Prócz samej treści obietnic obu kandydatów, uwagę ekspertów przyciąga kwestia finansowania tych zapowiedzi.
- Propozycja opodatkowania aktywów bankowych może – w zależności od różnych szacunków – przynieść od 5 do 7 mld zł rocznie. To jedna trzecia lub połowa zysków sektora bankowego. W zależności od koniunktury i sytuacji gospodarczej, ten koszt będzie rozłożony na banki i na klientów – tłumaczy Krześniak.
- Na pewno lepiej zbilansowane są propozycje, które padają ze strony obecnego prezydenta. Sądzę, że kontrkandydat w przypadku próby realizacji tych propozycji będzie musiał w sposób bardzo istotny zweryfikować ich wielkość – mówi główny ekonomista DB.
- Jak dotychczas Andrzej Duda składał tak daleko idące deklaracje finansowe, że już nie pamiętam dawno, aby którykolwiek kandydat był aż tak szczodry. Szczególnie, że pieniędzy tych nie może wydać, bo to nie prezydent wydaje, tylko parlament. Jeżeli chodzi o Komorowskiego, to słabością jego kampanii może być to, że mało obiecuje. W tym kontekście jest dużo bezpieczniejszym kandydatem – stwierdził Ryszard Petru.
- W praktyce ani Andrzej Duda, jeżeli wygra, a w jesiennych wyborach wygra PiS, to nie będzie prowadził takiego totalnego rozdawnictwa jak słyszymy w kampanii. Z drugiej strony jeżeli wygra Komorowski to do wyborów jesiennych przygotuje program który wyraźnie będzie zachęcał szczególnie tych biedniejszych, a to tez będzie wiązało się z wydawaniem pieniędzy – mówi z kolei Marek Zuber.

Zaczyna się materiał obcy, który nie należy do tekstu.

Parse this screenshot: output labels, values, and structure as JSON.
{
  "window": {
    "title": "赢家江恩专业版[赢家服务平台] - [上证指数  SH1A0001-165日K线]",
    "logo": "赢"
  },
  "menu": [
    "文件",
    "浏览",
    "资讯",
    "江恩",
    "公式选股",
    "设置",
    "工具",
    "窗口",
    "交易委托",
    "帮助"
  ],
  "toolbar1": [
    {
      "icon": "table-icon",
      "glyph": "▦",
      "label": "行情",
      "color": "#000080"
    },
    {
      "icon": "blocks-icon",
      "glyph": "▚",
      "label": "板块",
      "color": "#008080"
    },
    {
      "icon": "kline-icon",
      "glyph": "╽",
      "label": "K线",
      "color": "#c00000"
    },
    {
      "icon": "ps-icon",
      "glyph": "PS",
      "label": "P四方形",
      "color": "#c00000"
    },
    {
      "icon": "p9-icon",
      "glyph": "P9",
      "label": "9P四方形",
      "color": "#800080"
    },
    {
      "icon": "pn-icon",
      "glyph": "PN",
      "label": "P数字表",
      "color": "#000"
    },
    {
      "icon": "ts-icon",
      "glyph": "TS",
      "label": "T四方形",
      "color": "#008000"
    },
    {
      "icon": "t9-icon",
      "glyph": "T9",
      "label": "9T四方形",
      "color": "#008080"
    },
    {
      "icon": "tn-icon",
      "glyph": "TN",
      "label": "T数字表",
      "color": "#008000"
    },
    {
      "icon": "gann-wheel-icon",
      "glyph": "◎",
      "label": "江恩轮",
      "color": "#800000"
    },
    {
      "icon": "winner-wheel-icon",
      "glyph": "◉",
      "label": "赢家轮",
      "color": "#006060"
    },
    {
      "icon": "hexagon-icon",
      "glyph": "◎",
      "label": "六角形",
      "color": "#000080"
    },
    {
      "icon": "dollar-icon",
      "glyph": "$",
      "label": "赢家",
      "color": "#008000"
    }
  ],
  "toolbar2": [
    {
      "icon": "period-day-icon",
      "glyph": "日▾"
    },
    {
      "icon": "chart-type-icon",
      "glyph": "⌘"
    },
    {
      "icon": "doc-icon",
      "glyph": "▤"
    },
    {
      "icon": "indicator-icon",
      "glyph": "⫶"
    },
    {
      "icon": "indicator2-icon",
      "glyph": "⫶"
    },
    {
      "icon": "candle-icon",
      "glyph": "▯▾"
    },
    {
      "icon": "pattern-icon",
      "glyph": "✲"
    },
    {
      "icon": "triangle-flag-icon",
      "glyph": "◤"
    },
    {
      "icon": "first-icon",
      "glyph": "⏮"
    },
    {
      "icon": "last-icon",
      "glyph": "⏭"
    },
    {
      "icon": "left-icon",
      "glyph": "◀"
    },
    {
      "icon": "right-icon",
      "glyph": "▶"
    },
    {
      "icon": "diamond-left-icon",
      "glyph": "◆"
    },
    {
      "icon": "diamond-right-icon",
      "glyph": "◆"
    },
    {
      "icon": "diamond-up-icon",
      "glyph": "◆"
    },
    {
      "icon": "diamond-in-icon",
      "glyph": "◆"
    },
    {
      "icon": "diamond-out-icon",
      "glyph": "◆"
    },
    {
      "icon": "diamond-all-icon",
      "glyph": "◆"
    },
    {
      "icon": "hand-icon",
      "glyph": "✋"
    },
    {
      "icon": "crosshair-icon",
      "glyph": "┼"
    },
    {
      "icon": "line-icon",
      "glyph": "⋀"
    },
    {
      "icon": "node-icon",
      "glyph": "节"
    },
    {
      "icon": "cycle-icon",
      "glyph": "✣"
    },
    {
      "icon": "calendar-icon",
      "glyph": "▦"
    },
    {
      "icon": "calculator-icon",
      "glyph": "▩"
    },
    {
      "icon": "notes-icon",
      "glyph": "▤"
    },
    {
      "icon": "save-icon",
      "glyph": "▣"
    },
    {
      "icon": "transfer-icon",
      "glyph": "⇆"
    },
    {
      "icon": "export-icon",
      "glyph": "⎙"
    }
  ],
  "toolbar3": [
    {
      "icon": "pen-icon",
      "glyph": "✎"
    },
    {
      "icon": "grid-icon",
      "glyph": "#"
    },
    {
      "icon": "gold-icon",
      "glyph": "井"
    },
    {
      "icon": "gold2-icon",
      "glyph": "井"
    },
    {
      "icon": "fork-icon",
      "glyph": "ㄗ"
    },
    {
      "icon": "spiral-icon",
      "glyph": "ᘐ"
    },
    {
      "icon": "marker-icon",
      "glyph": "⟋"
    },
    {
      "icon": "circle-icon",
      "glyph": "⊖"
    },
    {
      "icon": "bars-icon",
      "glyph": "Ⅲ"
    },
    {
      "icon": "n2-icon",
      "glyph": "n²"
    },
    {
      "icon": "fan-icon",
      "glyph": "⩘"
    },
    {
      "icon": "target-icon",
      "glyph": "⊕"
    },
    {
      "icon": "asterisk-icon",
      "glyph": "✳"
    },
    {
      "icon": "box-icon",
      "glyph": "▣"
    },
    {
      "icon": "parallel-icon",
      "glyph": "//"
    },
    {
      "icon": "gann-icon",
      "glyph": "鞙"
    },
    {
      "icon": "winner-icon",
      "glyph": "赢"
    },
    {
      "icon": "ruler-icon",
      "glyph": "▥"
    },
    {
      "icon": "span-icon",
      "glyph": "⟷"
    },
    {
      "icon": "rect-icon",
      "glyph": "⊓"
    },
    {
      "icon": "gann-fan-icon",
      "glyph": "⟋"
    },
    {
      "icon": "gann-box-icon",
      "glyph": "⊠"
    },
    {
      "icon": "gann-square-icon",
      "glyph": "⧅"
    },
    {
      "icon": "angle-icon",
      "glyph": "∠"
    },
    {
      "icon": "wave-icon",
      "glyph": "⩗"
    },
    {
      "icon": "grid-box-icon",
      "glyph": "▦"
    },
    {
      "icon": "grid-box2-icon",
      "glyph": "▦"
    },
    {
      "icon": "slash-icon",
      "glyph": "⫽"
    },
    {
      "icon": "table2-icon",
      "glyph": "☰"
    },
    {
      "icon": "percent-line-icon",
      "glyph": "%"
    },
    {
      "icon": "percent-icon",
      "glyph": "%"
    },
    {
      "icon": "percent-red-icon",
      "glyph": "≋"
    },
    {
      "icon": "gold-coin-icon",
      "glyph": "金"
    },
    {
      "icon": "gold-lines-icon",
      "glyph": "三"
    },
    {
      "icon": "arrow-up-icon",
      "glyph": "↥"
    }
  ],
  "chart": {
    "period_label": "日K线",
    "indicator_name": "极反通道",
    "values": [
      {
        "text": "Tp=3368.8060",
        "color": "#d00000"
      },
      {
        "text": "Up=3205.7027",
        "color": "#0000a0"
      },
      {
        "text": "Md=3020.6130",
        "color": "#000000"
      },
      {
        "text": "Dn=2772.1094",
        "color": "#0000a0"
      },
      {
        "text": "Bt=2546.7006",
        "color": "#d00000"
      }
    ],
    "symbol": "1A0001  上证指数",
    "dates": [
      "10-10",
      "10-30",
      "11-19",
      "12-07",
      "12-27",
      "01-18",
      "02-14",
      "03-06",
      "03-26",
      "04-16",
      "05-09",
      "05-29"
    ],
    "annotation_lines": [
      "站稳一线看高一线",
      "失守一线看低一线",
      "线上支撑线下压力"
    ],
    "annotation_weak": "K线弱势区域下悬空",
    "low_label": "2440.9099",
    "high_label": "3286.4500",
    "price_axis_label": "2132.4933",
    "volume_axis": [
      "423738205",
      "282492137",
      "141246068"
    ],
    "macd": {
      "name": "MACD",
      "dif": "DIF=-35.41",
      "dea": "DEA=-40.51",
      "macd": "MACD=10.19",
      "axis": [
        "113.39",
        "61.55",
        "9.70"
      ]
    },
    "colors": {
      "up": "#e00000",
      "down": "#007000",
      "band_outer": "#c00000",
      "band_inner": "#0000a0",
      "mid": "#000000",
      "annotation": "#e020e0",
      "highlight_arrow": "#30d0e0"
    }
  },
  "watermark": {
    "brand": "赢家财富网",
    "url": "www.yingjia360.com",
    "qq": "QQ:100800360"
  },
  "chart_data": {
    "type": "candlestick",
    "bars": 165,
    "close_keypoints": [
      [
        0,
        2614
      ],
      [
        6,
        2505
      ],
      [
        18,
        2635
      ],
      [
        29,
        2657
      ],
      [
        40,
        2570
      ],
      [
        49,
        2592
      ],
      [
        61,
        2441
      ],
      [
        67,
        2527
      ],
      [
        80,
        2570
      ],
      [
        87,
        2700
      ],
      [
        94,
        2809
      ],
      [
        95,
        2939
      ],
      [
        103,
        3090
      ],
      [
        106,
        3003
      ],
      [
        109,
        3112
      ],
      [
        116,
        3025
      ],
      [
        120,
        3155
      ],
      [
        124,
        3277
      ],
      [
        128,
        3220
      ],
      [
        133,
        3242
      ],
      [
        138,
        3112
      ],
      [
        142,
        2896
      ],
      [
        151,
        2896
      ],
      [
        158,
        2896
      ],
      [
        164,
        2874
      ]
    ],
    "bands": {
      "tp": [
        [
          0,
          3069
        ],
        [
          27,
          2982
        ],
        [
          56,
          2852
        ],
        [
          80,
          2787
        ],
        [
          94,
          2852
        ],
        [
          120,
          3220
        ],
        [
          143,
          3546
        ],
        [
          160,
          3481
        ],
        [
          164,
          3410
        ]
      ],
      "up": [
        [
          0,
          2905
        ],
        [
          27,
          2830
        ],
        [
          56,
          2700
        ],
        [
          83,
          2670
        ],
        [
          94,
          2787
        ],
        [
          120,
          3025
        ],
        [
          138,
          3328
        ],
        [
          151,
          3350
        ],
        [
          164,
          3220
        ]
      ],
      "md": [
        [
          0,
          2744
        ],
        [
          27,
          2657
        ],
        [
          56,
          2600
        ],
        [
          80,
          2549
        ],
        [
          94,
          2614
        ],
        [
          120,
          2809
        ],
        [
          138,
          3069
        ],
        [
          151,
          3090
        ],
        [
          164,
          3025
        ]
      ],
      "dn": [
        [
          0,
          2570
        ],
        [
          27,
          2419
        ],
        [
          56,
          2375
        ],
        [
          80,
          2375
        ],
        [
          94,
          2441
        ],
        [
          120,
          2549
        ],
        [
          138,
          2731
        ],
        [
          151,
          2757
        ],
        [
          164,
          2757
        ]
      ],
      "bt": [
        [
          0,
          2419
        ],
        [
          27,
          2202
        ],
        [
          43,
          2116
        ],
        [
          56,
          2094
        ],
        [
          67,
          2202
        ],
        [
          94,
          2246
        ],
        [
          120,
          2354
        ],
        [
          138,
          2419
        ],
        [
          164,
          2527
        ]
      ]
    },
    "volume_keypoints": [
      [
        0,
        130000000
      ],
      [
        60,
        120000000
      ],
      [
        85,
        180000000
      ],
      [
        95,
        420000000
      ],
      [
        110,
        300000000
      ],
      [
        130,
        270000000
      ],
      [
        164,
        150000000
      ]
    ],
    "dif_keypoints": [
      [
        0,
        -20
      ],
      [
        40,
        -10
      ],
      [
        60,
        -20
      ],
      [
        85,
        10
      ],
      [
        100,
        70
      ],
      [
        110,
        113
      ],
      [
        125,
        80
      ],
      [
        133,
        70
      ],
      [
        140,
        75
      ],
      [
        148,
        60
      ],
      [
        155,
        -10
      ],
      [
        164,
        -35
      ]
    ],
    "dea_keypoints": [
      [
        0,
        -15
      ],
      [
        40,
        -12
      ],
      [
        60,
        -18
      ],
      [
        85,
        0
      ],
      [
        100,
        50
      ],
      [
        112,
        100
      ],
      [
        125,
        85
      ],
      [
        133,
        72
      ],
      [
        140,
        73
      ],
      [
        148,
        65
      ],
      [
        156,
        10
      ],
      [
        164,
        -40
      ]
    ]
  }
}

Ekonomista dodaje, że w programie Andrzeja Dudy widać źródła finansowania propozycji – podatek od aktywów bankowych i podatek obrotowy na sklepy wielkopowierzchniowe. „Możemy się z tym zgadzać lub nie, ale zaczyna się to zazębiać. - Musimy mieć świadomość, że jeżeli te podatki zostaną nałożone, to system bankowy i sieci wielkopowierzchniowe nie podzielą się zyskiem z państwem tylko przełożą większość tego podatku na klientów – dodaje Zuber.